Das Multitalent - ///M maximal
Vermieter: SIXT
Station: Dresden Süd/BMW
gebuchte Klasse: LWAR (Wunsch: BMW 5er G30/G31)
erhaltene Klasse: XZAN
Erstzulassung: 29.03.2017
Kilometerstand Anfang: 11.787 km
Kilometerstand Ende: 12.907 km
gefahrene Kilometer: 1119,5 km
Mietdauer: 3 Tage
Technische Daten
Leistung: 423 kW/575 PS bei 6000-6500 U/min
Drehmoment: 750 Nm bei 2200-5000 U/min
Hubraum: 4395 cm³
Zylinder: 8/V
Vmax: 250 km/h (elektronisch abgeregelt) - optional bis 280 km/h
0-100 km/h: 4,2 sek.
0-200 km/h: 14,9 sek.
Leergewicht (EU): 2350 kg
Bereifung: Michelin Pilot Super Sport; vorn 285/35 ZR 21 - hinten 325/30 ZR 21
Normverbrauch (NEFZ): 11,1 Liter/100 km
Basispreis (Dezember 2016): 115.400 €
Bruttolistenpreis: 132.220 €
Ausstattung
416 - Carbonschwarz Metallic
LKSW - Leder Merino Schwarz
5A1 - LED-Nebelscheinwerfer
552 - Adaptiver LED-Scheinwerfer
2TP - 21" M Leichtmetallräder Doppelspeiche 612 M mit Mischbereifung
248 - Lenkradheizung
3AC - Anhängerkupplung
3AG - Rückfahrkamera
3MC - BMW Individual Dachreling Hochglanz Shadow Line
319 - Garagentoröffner, integriert
322 - Komfortzugang
4MA - M Multifunktionssitze für Fahrer und Beifahrer
4ML - BMW Individual Interieurleisten Pianolack schwarz
4NB - Klimaautomatik mit 4-Zonen-Regelung
402 - Panorama Glasdach
413 - Gepäckraumtrennnetz
441 - Raucherpaket
496 - Sitzheizung für Fondsitze
5AC - Fernlichtassistent
5AL - Active Protection
5AS - Driving Assistant
536 - Standheizung
610 - BMW Head-Up Display
688 - Harman Kardon Surround Sound System
7XP - Navigationspaket ConnectedDrive
8TH - Speed Limit Info
Alternativlose Alternative
Schon seit einigen Jahren kann man in Dresden kein Luxury-Fahrzeug mehr anmieten - zumindest offiziell.

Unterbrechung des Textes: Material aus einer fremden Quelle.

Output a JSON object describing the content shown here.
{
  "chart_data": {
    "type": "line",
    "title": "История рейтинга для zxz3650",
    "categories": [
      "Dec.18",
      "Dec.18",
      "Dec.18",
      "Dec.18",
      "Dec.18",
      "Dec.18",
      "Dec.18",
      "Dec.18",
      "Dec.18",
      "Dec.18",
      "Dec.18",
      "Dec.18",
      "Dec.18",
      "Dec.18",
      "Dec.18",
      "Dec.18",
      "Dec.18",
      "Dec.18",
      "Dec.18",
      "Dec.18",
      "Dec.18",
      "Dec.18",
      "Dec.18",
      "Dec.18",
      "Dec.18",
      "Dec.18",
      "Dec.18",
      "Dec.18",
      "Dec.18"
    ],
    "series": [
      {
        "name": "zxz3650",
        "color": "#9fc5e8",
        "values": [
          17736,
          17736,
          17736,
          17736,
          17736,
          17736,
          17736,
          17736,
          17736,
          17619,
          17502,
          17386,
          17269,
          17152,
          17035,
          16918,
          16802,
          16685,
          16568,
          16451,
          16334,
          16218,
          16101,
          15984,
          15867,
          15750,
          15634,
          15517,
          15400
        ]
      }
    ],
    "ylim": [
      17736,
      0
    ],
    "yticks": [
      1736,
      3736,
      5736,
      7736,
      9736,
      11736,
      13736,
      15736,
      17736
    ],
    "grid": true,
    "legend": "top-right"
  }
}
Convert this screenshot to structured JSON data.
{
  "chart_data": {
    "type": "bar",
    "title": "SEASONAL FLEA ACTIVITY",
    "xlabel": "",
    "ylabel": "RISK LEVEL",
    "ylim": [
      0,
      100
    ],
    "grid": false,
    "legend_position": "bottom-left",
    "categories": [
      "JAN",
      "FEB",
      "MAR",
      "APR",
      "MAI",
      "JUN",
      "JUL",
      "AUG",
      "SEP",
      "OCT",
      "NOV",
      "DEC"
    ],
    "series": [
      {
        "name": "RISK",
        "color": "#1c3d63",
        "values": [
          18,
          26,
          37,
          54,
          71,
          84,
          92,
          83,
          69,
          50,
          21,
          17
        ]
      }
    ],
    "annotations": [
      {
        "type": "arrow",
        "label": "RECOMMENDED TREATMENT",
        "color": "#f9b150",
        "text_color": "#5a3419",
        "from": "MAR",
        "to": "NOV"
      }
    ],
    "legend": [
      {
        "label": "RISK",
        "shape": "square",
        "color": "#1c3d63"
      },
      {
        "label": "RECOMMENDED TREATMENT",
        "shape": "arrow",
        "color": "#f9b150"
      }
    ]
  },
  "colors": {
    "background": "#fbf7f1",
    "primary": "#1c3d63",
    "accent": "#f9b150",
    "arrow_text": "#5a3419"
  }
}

Ab und zu verirrt sich mal ein BMW 6er oder ein M-Fahrzeug, aber das ist wirklich die Ausnahme. Als ich dann am Vortag der Miete die Lage checkte, weckte dieser X5 M mein Interesse und sprach dies auch direkt an. Letztlich hat der Preis gestimmt, womit ich dann doch - die Vernunft hatte diesmal verloren - umgestimmt wurde. Nach dem Motto: Jetzt oder nie - oder man lebt nur einmal. Und verdammt noch mal: Ich habe diese Entscheidung keine Sekunde bereut! Noch nicht einmal an der Tankstelle...
Aufgeweichte Ideale
Wer mal intensiv in den BMW-Geschichtsbüchern kramt, findet einen X5 Le Mans, der so heißt, weil er einen 700 PS starken V12-Le Mans-Motor implantiert bekommen hat. Das war die erste Fingerübung im Jahr 2000. Der reine Wahnsinn, gänzlich ohne Serienchance. Aus Sicht der M GmbH galten SUV und die M-Veredelung lange Zeit als unvereinbar, bis Mitte 2009 dann doch der erste X5 M in Begleitung seines Coupé-Bruders X6 M anmarschierte und sämtliche M-Prinzipien scheinbar über Bord warf. Dunkel kann ich mich noch an Credos wie "Lieber 1000 kg als 1000 PS" erinnern, doch offenbar darf ein jedes Fahrzeug ein M sein, sofern es genug Leistung erhält. Mein Vorurteil wird Lügen gestraft, wie sich später noch herausstellen wird.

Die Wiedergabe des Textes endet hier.